What you need to know:

Rendition. Empty tins make a lot of noise which will very often make you laugh. Visit this page every Sunday to encounter Empty Tin and his warped ideas.

If coronavirus won’t come to us, let’s go to it. That is sickly what our venerable government officials were trying to get at when they wired Shs2b to Ugandan students stuck in China in error.
Money. It’s all that seem to raise eyebrows in the mid of or after a major public concern in Uganda. Just shake-shake anything from Chogm to locusts and dirty money trails will fall.
Anyway, for the good of money, this bloody virus should have hit the potholes of Jampala – what some of you call Kampala – long before doctors in Wuhan diagnosed it. Wait, you might think me a sadist but who doesn’t know that abnormal situations present opportunities to reap material gains?

Last time locusts were attacking swathes of Kenyan grassland, what our good leaders did was pray for it to cross over. The insects refused. They tried to bait them over. The insects still refused. So we allegedly made them up. Someone thinks so.
According to Ssegirinya, whom we talked to during a great time of siesta, government officials who were only too eager to reap from locusts even sent baits to entice the insects into crossing into Uganda.

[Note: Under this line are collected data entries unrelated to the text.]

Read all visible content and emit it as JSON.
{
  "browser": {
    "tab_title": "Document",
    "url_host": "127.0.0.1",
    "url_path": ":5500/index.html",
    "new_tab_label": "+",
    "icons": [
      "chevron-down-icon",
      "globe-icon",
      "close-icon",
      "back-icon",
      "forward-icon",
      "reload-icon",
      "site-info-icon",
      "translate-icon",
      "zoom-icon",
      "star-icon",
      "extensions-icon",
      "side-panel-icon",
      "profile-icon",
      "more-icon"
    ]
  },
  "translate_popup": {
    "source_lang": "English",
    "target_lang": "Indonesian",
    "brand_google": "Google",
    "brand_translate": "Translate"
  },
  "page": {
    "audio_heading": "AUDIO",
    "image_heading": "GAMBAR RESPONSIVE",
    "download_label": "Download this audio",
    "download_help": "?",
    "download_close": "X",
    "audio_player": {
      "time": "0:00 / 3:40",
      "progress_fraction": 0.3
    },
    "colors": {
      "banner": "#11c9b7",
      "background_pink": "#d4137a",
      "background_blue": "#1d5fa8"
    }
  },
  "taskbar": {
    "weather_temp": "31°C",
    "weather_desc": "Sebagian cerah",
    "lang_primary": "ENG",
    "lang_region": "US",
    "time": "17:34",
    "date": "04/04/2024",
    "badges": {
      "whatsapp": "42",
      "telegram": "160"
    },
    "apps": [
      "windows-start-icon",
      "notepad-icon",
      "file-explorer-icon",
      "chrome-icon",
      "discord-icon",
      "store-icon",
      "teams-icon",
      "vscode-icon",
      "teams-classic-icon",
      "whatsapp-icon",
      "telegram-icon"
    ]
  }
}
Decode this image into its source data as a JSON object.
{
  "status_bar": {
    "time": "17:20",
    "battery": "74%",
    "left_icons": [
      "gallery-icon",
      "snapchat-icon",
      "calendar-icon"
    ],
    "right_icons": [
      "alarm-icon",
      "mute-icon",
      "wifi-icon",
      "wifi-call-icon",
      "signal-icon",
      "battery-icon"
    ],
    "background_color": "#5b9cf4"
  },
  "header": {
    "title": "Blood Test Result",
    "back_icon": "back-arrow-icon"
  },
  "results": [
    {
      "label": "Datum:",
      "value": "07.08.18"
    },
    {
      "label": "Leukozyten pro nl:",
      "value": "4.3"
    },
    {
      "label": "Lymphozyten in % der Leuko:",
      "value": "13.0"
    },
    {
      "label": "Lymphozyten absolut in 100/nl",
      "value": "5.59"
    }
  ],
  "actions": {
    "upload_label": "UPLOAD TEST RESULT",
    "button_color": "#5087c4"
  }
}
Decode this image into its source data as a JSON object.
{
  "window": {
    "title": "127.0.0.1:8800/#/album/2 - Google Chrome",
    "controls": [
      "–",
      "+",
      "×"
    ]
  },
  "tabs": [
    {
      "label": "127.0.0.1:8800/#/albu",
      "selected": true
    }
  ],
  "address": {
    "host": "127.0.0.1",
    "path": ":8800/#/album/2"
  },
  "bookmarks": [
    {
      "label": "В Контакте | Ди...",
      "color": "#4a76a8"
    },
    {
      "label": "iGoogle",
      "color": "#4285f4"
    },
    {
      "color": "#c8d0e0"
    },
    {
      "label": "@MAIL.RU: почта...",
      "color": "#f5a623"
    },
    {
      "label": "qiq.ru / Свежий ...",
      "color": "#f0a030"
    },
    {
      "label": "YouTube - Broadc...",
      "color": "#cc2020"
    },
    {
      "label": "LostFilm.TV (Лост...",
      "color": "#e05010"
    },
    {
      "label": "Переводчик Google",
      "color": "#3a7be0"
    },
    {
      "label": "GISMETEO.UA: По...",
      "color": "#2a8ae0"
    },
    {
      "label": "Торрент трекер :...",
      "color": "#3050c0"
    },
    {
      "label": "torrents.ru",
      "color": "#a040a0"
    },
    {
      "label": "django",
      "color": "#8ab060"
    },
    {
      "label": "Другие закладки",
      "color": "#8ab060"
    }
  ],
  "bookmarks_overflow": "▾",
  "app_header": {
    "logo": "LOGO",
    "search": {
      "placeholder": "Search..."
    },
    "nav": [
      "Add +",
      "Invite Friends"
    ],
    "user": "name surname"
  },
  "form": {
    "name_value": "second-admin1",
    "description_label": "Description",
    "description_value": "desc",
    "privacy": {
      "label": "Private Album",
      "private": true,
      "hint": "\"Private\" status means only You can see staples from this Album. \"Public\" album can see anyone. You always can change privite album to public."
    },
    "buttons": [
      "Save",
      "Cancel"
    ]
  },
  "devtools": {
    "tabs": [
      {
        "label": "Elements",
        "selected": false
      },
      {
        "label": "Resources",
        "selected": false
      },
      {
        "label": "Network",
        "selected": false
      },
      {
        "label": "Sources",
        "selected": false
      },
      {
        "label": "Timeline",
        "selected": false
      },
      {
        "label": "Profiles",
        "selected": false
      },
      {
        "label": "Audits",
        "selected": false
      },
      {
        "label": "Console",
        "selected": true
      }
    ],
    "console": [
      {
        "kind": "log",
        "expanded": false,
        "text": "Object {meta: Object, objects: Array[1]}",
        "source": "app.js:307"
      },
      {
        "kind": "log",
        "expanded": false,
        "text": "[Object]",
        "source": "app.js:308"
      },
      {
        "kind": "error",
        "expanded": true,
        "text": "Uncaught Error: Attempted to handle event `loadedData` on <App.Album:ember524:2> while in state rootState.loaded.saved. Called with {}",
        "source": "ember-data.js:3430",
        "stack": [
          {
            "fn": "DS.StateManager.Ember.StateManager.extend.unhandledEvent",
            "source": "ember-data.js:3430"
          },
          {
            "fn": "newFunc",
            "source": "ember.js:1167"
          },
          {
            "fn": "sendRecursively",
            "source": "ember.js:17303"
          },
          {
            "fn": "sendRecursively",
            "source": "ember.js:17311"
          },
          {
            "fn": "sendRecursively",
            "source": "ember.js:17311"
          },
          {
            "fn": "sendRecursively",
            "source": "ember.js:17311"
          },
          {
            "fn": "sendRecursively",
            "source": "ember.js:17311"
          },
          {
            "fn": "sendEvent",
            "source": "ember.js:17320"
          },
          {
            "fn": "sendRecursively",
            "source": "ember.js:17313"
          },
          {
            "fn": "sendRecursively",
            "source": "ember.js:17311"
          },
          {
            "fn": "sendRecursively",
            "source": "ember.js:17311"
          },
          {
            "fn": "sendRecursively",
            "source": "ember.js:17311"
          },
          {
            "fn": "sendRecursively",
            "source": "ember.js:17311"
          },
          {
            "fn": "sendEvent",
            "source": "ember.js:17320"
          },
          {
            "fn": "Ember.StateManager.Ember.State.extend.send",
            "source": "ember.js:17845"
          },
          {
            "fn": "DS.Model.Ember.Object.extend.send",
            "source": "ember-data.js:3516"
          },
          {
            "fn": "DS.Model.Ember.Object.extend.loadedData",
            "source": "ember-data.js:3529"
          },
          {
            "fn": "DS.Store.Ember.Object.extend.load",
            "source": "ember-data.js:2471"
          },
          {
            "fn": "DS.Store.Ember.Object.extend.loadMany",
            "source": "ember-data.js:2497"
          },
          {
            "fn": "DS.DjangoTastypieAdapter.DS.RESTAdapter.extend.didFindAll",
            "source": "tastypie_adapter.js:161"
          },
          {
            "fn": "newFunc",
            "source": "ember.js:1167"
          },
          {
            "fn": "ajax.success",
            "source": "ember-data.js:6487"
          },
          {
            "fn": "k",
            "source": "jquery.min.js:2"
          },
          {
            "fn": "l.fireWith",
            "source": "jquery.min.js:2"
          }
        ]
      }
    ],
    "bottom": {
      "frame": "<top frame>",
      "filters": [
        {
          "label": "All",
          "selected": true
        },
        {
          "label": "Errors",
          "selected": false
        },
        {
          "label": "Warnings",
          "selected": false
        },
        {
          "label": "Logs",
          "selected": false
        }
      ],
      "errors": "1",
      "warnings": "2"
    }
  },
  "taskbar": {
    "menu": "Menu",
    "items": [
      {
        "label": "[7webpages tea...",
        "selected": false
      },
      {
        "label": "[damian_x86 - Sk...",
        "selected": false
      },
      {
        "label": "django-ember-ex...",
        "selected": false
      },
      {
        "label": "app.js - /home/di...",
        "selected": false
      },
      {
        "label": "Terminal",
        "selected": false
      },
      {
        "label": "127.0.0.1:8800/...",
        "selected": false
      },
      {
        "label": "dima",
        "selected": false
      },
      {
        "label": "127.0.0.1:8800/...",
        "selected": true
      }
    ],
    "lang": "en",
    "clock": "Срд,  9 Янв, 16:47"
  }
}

“These people saw manna in that locust invasion thing so they did all they could and when only as many locusts as the vote I secured in the City Hall speaker poll crossed into Uganda, they wrote lengthy claim forms for money as part of being on the team fighting locusts,” Ssegirinya appeared to say in the siesta moment.
He added that journalists were then taken around on a wild locust chase that ended with crossing borders into Kenya either by error or commission.
“The officials had to show the journalists those insects. Of course, these guys were not aware they had crossed into Kenya so they reported what they saw and were briefed was in Uganda,” he said.
Asked how he knew all such detail, he smiled benignly and said: “I’m clever, my friend. Don’t you know that?”

Looking at the coronavirus and the global chaos it is wreaking, I think the profiteering brigade in government must be unhappy that the bloody thing is not coming to Uganda. If mere locusts that were just passing like baby nimbus clouds could see more than Shs20b used, imagine something that is now a pandemic touching base. As it stands, there are people already lobbying to be on the Coronavirus Response Committee long before it is even conceived. There would be a lot of money and a lot of arcades and malls sprouting after the virus is dealt with.
Let’s force that virus here. And if it refuses, we can even create one or at least the impression of one. This minister who is going around issuing stringent measures to contain the virus, she must just be envious of those of us who see roses where others are skipping thorns.
For starters, her hair is short. Such a lady needs next to nothing to spend in saloon. So she thinks we must all be like her. No, we want that virus. It means money and money is everything here.

Elections are around the corner and whoever can fetch more money than Ssegirinya’s votes stands a great chance to win the hugely monetised elections in whatever capacity they seek wananchi endorsement through some salt and sugar.
I have an uncle who works in some ministry here. I am representing his mind right now. Money mind that is.
However, the face of me says coronavirus has done some good. Right now if some exaggerated VIPs fell ill and needed to spend taxpayers’ sweat on medical trip abroad, they would realise the real value of Mulago hospital.
So tell me. Isn’t this plague a good thing? Albert Camus would note that it is levelling the collars so much that the only thing that can separate VIPs from folks like you and me is the siren they use to clear the way.